Menurut Didik, Perppu semestinya bisa dikeluarkan jika ada dalam masa darurat, dan tidak bisa sembarangan untuk dikeluarkan.
"Perppu itu darurat, tidak bisa main-main. Jadi hanya dalam keadaan yang sangat darurat yang bisa mengeluarkan Perppu," tuturnya.
Sebelumnya, Menko Perekonomian Airlangga Hartarto menyampaikan pemerintah akan melihat seluruh arsitektur ketahanan yang ada di Bank Indonesia (BI), Otoritas Jasa Keuangan (OJK), dan Lembaga Penjamin Simpanan (LPS).
Pemerintah juga akan melihat dari sisi Pencegahan dan Penanganan Krisis Sistem Keuangan (PPKSK), dan terkait perbendaharaan negara, untuk kemudian bisa menjadi satu bagian dalam pengawasan.
"Bagaimana seluruh sistem bisa jadi sesuatu yang seamless [berjalan mulus]. Kalau situasi tertentu bisa langsung mengintegrasikan," jelas Airlangga saat wawancara eksklusif dalam program Squawk Box CNBC Indonesia TV, Rabu (26/8/2020).
Beberapa hari kemudian, tepatnya Senin (31/8/2020) DPR melalui Badan Legislasi (Baleg) melakukan rapat bersama Tim Ahli mengkaji untuk menyusun draf Revisi Undang-Undang nomor 23 tahun 1999 tentang Bank Indonesia (BI). Dalam revisi ini akan ada banyak beberapa pasal yang dihapus dan juga ditambahkan.
Salah satu pasal yang diusulkan untuk diubah oleh DPR, yakni yang berada dalam pasal 9. Di mana dalam pelaksanaan tugas BI akan dihapuskan, diubah ke dalam Pasal 9A, Pasal 9B, dan Pasal 9C.
Di dalam pasal 9A disebutkan Dewan Moneter akan diisi oleh anggota Komite Stabilitas Sistem Keuangan (KSSK), yakni Menteri Keuangan, kemudian ada satu dari Menteri bidang Perekonomian, Gubernur BI, Deputi Senior BI, serta Dewan Komisioner Otoritas Jasa Keuangan (OJK).

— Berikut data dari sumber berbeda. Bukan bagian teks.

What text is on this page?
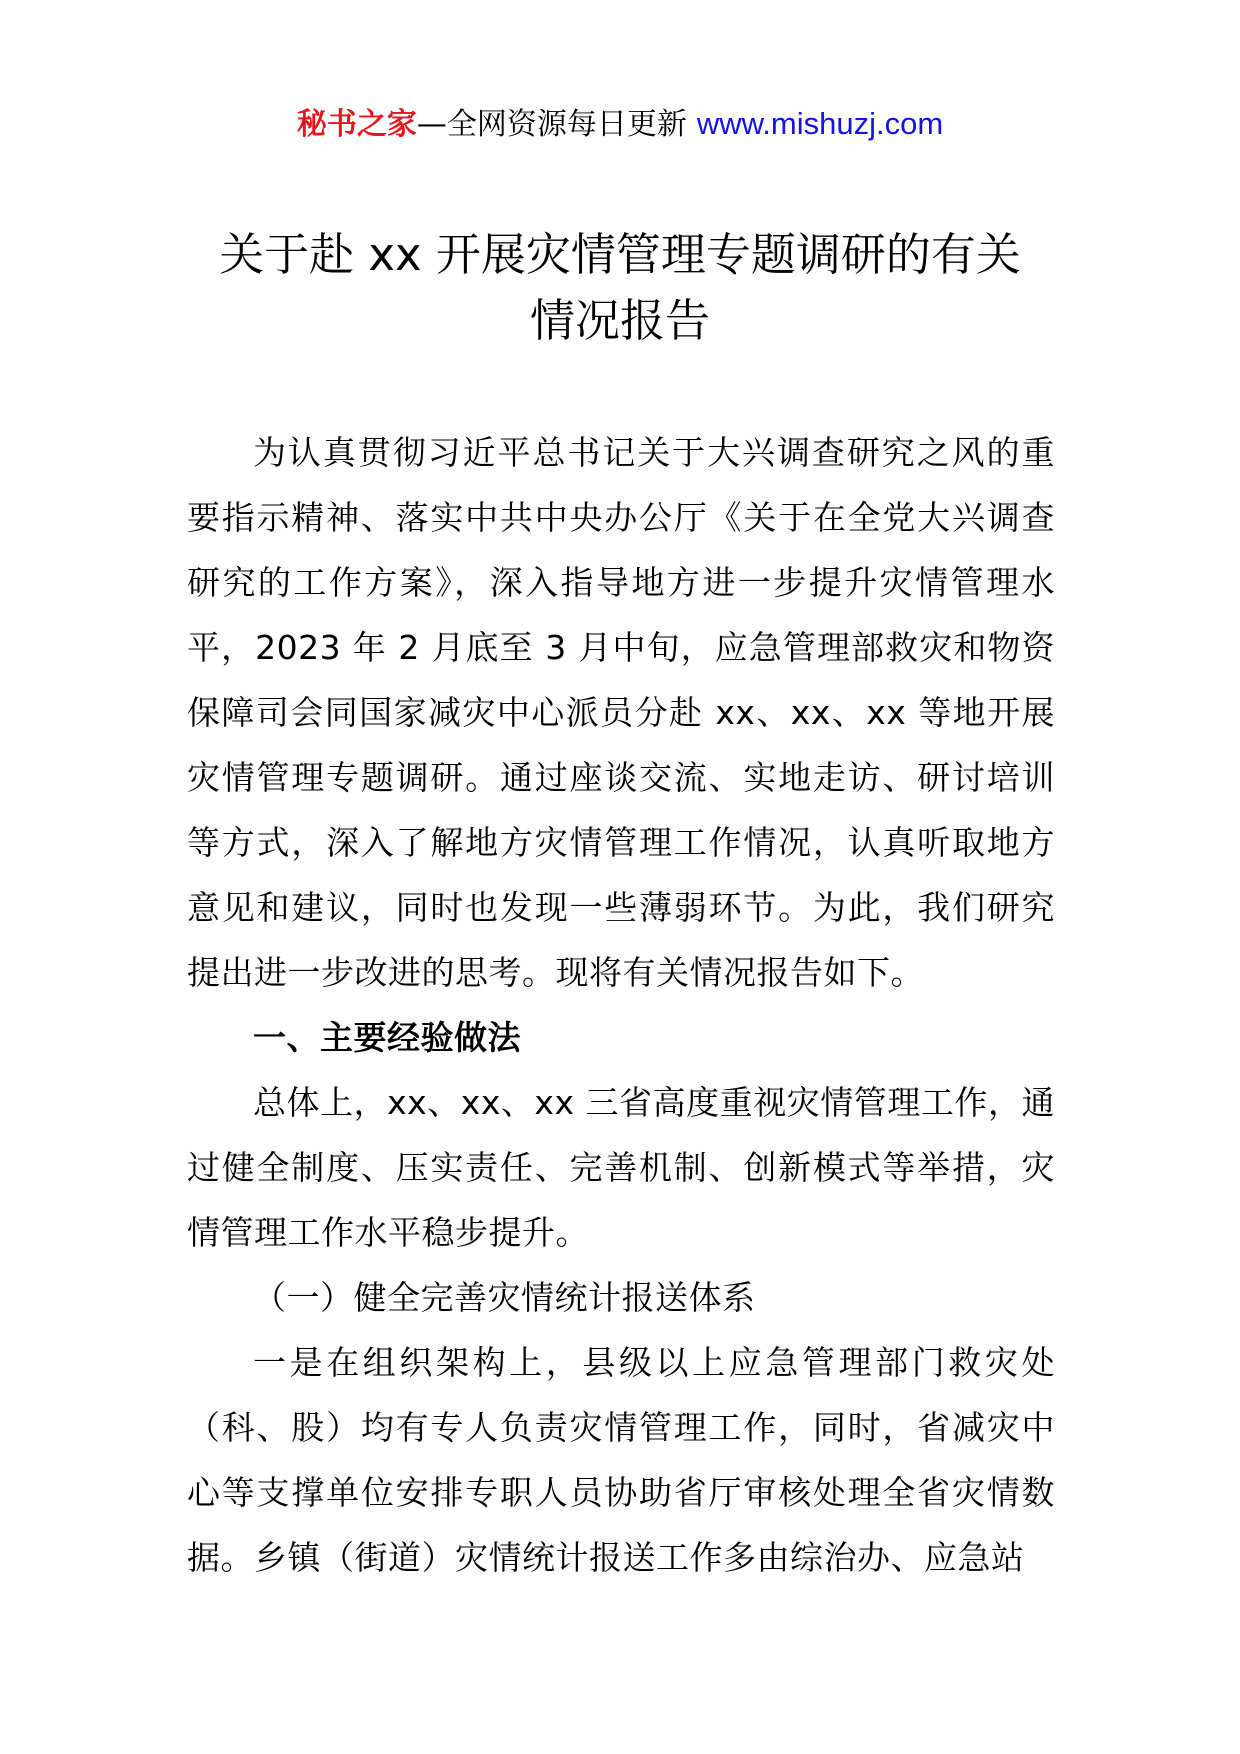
秘书之家—全网资源每日更新 www.mishuzj.com
关于赴 xx 开展灾情管理专题调研的有关
情况报告

为认真贯彻习近平总书记关于大兴调查研究之风的重要指示精神、落实中共中央办公厅《关于在全党大兴调查研究的工作方案》，深入指导地方进一步提升灾情管理水平，2023 年 2 月底至 3 月中旬，应急管理部救灾和物资保障司会同国家减灾中心派员分赴 xx、xx、xx 等地开展灾情管理专题调研。通过座谈交流、实地走访、研讨培训等方式，深入了解地方灾情管理工作情况，认真听取地方意见和建议，同时也发现一些薄弱环节。为此，我们研究提出进一步改进的思考。现将有关情况报告如下。

一、主要经验做法

总体上，xx、xx、xx 三省高度重视灾情管理工作，通过健全制度、压实责任、完善机制、创新模式等举措，灾情管理工作水平稳步提升。

（一）健全完善灾情统计报送体系

一是在组织架构上，县级以上应急管理部门救灾处（科、股）均有专人负责灾情管理工作，同时，省减灾中心等支撑单位安排专职人员协助省厅审核处理全省灾情数据。乡镇（街道）灾情统计报送工作多由综治办、应急站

DPR juga mengusulkan agar pemerintah dapat menambah beberapa orang menteri sebagai anggota penasehat kepada Dewan Moneter. Sementara, Sekretariat Dewan Moneter diselenggarakan oleh Bank Indonesia.
Memandang hal tersebut, Didik meyakini adanya Dewan Moneter di Indonesia akan mengancam perekonomian Indonesia.
"Sekarang ini ada Perppu untuk Dewan Moneter. Ini kacau lagi, kekuasaan yang liar akan masuk ke sistem moneter, dan ini akan balik [seperti ke zaman] ke orba. Dan ini sangat membahayakan," jelas Didik.
"Tapi kalau pemerintah tidak mau diberi nasihat, ya tidak apa nanti akan balik liar lagi. Selama ini BI sudah berhasil mengendalikan inflasi. Dari belasan target kebijakan Jokowi pada periode pertama tidak ada satu pun yang tercapai di RPJMN. Kecuali inflasi yang terkendali. Indef mengingatkan agar jangan main-main buat Perppu semau gue [Seenaknya]," kata Didik menegaskan.